Like Massachusetts Bay Colony, Connecticut was founded by Puritans who made the Congregational Church the established church in the colony. Tax dollars supported the local ministers, and colonists who failed to attend Sunday services were subject to fines. Until 1708, the Congregational Church was the only legal religion in Connecticut. That year, however, the colony recognized "sober dissent," and excused certain dissenters, notably Anglicans and Baptists, from paying taxes to support the state church, provided, of course, that they contributed to their own lawful dissenting church. Also in 1708, the colony adopted the Saybrook Platform, which took church sovereignty away from the local congregations and placed it in the hands of a colony-wide consociation controlled by ministers.

In 1701, the General Assembly authorized the formation of the Collegiate School, with the mission of training new Congregational ministers in the colony. After locating in Killingworth, Saybrook, and Wethersfield, the school found a permanent home in New Haven in 1716. In 1718, following a substantial gift from Elihu Yale, a wealthy English businessman who had been born in Boston, the institution's name was changed to Yale College. In the early 1720s, religious controversy gripped Yale, as the school's rector, Rev. Timothy Cutler, along with one of the tutors and two neighboring ministers were accused of converting to Anglicanism. Determined to enforce orthodoxy at the instution, in 1722 the school's trustees dismissed Rev. Cutler and the offending tutor, and adopted a resolution requiring that, in the future, all rectors and tutors must declare their assent to the Saybrook Platform.

The Great Awakening sent shock waves through the colony in the middle of the eighteenth century, ripping the Congregational Church apart. Those who embraced the Awakening were known as New Lights, while those opposed to it became known as Old Lights. Unhappy with the often unemotional services of their regular ministers, New Lights in many towns petitioned to form separate religious societies or churches. Often Old Lights would oppose these attempts, arguing that the New Lights were neither sober (because of the emotional nature of their services) nor dissenting (because they continued to be Congregationalists).
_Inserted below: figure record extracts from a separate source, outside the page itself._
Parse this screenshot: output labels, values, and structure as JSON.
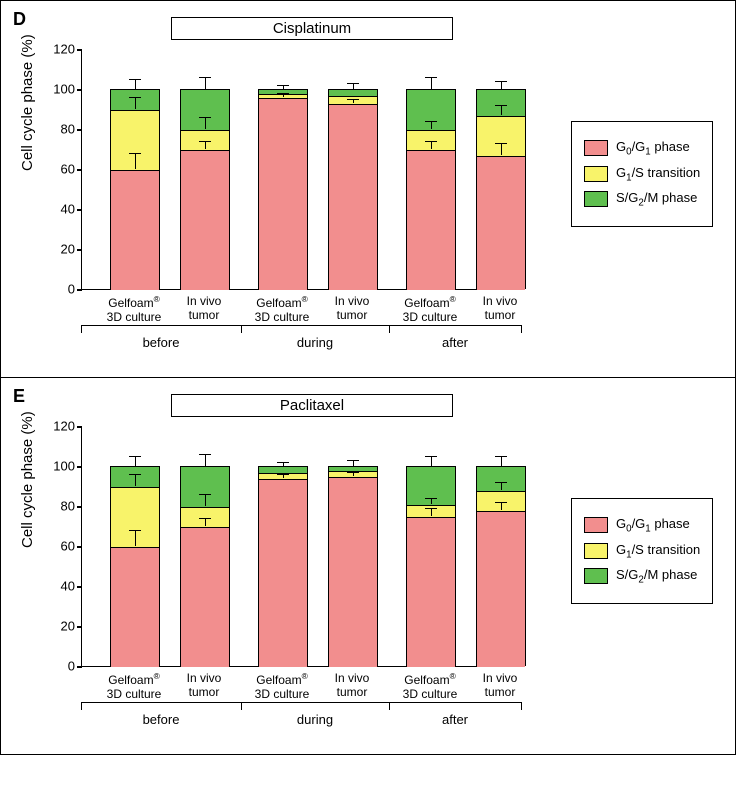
{
  "colors": {
    "g0g1": "#f28e8e",
    "g1s": "#f8f36a",
    "sg2m": "#5fbf4f",
    "border": "#000000",
    "bg": "#ffffff"
  },
  "legend": {
    "items": [
      {
        "key": "g0g1",
        "label_html": "G<sub>0</sub>/G<sub>1</sub> phase"
      },
      {
        "key": "g1s",
        "label_html": "G<sub>1</sub>/S transition"
      },
      {
        "key": "sg2m",
        "label_html": "S/G<sub>2</sub>/M phase"
      }
    ]
  },
  "axis": {
    "ylabel": "Cell cycle phase (%)",
    "ymax": 120,
    "yticks": [
      0,
      20,
      40,
      60,
      80,
      100,
      120
    ]
  },
  "categories": {
    "bar_labels": [
      "Gelfoam®\n3D culture",
      "In vivo\ntumor",
      "Gelfoam®\n3D culture",
      "In vivo\ntumor",
      "Gelfoam®\n3D culture",
      "In vivo\ntumor"
    ],
    "groups": [
      "before",
      "during",
      "after"
    ]
  },
  "panels": [
    {
      "letter": "D",
      "title": "Cisplatinum",
      "bars": [
        {
          "g0g1": 60,
          "g1s": 30,
          "sg2m": 10,
          "err": [
            {
              "at": 60,
              "e": 8
            },
            {
              "at": 90,
              "e": 6
            },
            {
              "at": 100,
              "e": 5
            }
          ]
        },
        {
          "g0g1": 70,
          "g1s": 10,
          "sg2m": 20,
          "err": [
            {
              "at": 70,
              "e": 4
            },
            {
              "at": 80,
              "e": 6
            },
            {
              "at": 100,
              "e": 6
            }
          ]
        },
        {
          "g0g1": 96,
          "g1s": 2,
          "sg2m": 2,
          "err": [
            {
              "at": 96,
              "e": 2
            },
            {
              "at": 100,
              "e": 2
            }
          ]
        },
        {
          "g0g1": 93,
          "g1s": 4,
          "sg2m": 3,
          "err": [
            {
              "at": 93,
              "e": 2
            },
            {
              "at": 100,
              "e": 3
            }
          ]
        },
        {
          "g0g1": 70,
          "g1s": 10,
          "sg2m": 20,
          "err": [
            {
              "at": 70,
              "e": 4
            },
            {
              "at": 80,
              "e": 4
            },
            {
              "at": 100,
              "e": 6
            }
          ]
        },
        {
          "g0g1": 67,
          "g1s": 20,
          "sg2m": 13,
          "err": [
            {
              "at": 67,
              "e": 6
            },
            {
              "at": 87,
              "e": 5
            },
            {
              "at": 100,
              "e": 4
            }
          ]
        }
      ]
    },
    {
      "letter": "E",
      "title": "Paclitaxel",
      "bars": [
        {
          "g0g1": 60,
          "g1s": 30,
          "sg2m": 10,
          "err": [
            {
              "at": 60,
              "e": 8
            },
            {
              "at": 90,
              "e": 6
            },
            {
              "at": 100,
              "e": 5
            }
          ]
        },
        {
          "g0g1": 70,
          "g1s": 10,
          "sg2m": 20,
          "err": [
            {
              "at": 70,
              "e": 4
            },
            {
              "at": 80,
              "e": 6
            },
            {
              "at": 100,
              "e": 6
            }
          ]
        },
        {
          "g0g1": 94,
          "g1s": 3,
          "sg2m": 3,
          "err": [
            {
              "at": 94,
              "e": 2
            },
            {
              "at": 100,
              "e": 2
            }
          ]
        },
        {
          "g0g1": 95,
          "g1s": 3,
          "sg2m": 2,
          "err": [
            {
              "at": 95,
              "e": 2
            },
            {
              "at": 100,
              "e": 3
            }
          ]
        },
        {
          "g0g1": 75,
          "g1s": 6,
          "sg2m": 19,
          "err": [
            {
              "at": 75,
              "e": 4
            },
            {
              "at": 81,
              "e": 3
            },
            {
              "at": 100,
              "e": 5
            }
          ]
        },
        {
          "g0g1": 78,
          "g1s": 10,
          "sg2m": 12,
          "err": [
            {
              "at": 78,
              "e": 4
            },
            {
              "at": 88,
              "e": 4
            },
            {
              "at": 100,
              "e": 5
            }
          ]
        }
      ]
    }
  ]
}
In 1741, Old Lights who tried to suppress the Awakening succeeded in convincing the General Assembly to pass an Itineracy Law, which prohibited traveling ministers from preaching in a Connecticut town without an invitation from the town's minister. Many historians believe that this law was the spark that led to the creation of issue politics in the colony.

During the American Revolution many of the colony's Anglicans, most of which were concentrated in Fairfield County, remained Loyalists. One Anglican, Moses Dunbar of Bristol, was convicted of treason and hanged for being a Loyalist.

Congregationalism remained the established church in Connecticut throughout the Revolutionary Period, although, with time, more dominations were exempted as "sober dissenting" churches. With the adoption of Connecticut's 1818 state constitution, the Congregational Church was disestablished and separation of church and state finally came to Connecticut.